Roman plotten: Die Rekapitulation am Ende des zweiten Akts

Sie kennen das aus Filmen: Bevor die Guten das entscheidende Mal gegen die Bösen anrennen, fasst noch jemand der Guten die Lage zusammen: »Leute, ich weiß, die bärtigen Riesen haben hundert Mal mehr Leute als wir, sie sind größer, äh, viel, viel größer, stärker, besser bewaffnet und ihr Leben ist ihnen mückenschissegal. Aber wir, wir haben … was haben wir? Richtig: Wir haben den klugen Wicki und Batman und Donald Duck auf unserer Seite, he, und besser aussehen tun wir allemal. Es wird hart, aber lasst es uns diesen hässlichen Typen so richtig zeigen. Oder wollt ihr euch von Typen vermöbeln lassen, die ihre XXXL-Kampfklamotten bei Primark kaufen?«

Scheußlich, oder? So offenkundig. Der Leser ist doch nicht blöd. Und er will auch nicht als dumm verkauft werden. Er weiß, wie die Lage ist. Als Autor muss man ihm das nicht noch sagen.
Mann, als mir diese Gedanken beim Schreiben meiner Schubladenromane durch den Kopf gingen – ich hatte ja so was von keine Ahnung!

Sehen wir uns an, wie das ein Großmeister in seinem Roman macht, der gute alte Stephen King in seinem Roman »Insomnia« (Viking 1994 / dt. »Schlaflos« / eigene Übersetzung). Wir sind kurz vorm Ende des zweiten Akts, über dem vollbesetzten Stadion hängt eine gewaltige Wolke des Bösen und bedroht Tausende, die nichts von der Gefahr ahnen. Der alte Protagonist Ralph weiß nicht, was er und seine wenigen Verbündeten dagegen unternehmen könnten, er fühlt sich hilflos, hoffnungslos. Geschlagen.

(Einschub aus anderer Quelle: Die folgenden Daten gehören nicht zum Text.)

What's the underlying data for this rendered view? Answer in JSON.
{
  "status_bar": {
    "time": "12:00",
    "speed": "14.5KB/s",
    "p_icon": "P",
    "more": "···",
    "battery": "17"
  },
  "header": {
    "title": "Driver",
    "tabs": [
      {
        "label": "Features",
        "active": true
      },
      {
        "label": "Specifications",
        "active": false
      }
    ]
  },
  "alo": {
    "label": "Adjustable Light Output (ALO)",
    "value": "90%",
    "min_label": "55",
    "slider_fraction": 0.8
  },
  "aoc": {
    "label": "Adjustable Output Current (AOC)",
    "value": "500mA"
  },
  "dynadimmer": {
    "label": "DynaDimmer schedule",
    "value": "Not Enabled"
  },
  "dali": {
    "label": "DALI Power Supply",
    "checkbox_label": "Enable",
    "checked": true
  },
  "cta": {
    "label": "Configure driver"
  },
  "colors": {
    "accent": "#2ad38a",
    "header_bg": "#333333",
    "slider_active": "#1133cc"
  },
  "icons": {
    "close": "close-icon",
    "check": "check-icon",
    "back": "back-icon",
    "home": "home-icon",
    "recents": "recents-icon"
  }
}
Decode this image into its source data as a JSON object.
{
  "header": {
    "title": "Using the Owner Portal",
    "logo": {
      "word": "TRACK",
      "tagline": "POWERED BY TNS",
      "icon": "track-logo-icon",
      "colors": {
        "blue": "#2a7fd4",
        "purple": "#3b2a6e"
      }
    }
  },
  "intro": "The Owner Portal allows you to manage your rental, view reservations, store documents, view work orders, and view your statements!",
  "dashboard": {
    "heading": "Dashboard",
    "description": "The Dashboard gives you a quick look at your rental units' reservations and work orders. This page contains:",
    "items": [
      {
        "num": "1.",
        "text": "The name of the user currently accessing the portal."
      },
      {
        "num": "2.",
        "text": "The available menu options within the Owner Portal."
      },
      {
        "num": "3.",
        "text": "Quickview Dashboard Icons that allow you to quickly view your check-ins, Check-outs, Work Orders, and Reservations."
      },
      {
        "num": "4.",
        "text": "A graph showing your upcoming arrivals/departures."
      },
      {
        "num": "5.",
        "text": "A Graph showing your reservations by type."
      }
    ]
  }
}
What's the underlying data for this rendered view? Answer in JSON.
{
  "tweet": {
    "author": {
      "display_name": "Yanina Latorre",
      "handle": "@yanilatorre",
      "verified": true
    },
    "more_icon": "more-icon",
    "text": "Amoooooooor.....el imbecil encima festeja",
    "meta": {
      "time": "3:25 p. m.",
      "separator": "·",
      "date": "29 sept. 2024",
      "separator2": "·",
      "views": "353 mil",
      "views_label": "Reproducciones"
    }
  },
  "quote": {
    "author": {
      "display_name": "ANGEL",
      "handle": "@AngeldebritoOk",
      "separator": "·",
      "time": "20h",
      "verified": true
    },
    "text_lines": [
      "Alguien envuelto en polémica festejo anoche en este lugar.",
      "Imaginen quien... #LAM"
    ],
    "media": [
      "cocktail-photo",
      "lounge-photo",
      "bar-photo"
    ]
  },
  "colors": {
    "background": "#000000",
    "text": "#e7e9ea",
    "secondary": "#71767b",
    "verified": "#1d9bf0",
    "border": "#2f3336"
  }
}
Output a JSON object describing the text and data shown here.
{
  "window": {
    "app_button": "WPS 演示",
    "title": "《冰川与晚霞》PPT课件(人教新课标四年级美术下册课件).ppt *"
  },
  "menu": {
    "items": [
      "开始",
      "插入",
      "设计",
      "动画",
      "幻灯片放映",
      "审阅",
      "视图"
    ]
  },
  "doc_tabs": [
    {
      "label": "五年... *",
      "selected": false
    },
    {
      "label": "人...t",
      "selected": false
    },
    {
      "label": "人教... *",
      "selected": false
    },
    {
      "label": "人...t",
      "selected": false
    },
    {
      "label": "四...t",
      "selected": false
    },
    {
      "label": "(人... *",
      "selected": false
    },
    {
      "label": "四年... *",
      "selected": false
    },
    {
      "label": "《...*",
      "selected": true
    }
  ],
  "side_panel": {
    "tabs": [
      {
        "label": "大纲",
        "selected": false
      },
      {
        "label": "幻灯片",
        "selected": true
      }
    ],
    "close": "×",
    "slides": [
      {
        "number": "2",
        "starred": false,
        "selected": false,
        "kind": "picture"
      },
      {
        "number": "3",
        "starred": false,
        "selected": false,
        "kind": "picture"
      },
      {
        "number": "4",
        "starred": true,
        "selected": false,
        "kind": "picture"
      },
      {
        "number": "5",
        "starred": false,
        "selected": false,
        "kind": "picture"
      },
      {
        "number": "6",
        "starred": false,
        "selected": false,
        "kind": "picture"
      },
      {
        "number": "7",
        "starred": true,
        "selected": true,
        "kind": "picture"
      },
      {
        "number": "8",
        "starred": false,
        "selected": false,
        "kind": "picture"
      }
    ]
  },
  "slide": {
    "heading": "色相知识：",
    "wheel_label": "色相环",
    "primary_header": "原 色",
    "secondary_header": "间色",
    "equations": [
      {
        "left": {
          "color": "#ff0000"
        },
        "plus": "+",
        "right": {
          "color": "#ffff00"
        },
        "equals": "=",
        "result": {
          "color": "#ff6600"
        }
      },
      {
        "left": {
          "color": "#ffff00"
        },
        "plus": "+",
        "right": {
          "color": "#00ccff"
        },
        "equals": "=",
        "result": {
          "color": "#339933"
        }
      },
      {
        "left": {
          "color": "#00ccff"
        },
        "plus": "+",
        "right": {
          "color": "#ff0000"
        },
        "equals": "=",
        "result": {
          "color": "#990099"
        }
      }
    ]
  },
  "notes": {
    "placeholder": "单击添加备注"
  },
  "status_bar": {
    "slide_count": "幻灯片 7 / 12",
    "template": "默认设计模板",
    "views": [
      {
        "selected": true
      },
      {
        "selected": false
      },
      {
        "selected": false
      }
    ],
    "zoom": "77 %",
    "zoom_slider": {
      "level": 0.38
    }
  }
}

Ralph konnte sie fühlen, wie sie hungrig auf ihn niederdrückte und versuchte, ihn zu überwältigen mit Unsicherheit und Bestürzung und Verzweiflung.
Warum sich noch quälen?, fragte er sich selbst und sah teilnahmslos zu, wie Joe Wyzers Ford zurück Richtung Main Street fuhr, mit Old Dor auf dem Rücksitz. Ich meine, he, echt, was zum Teufel soll das Ganze bringen? Wir können dieses Ding nicht beeinflussen, absolut keine Chance. Vielleicht haben wir draußen auf High Ridge was ausgerichtet, aber der Unterschied zwischen dem, was dort vor sich ging und dem, was hier passiert, ist wie der Unterschied zwischen einem Schmutzfleck und einem schwarzen Loch. Falls wir versuchen, uns da einzumischen, werden wir plattgemacht.

Warum tut King das? Die Leser wissen selbst, was auf High Ridge passiert ist, sie sehen diesen gewaltigen schwarzen Trichter über dem Stadion, sie können sich vorstellen, dass die Chancen schlecht stehen.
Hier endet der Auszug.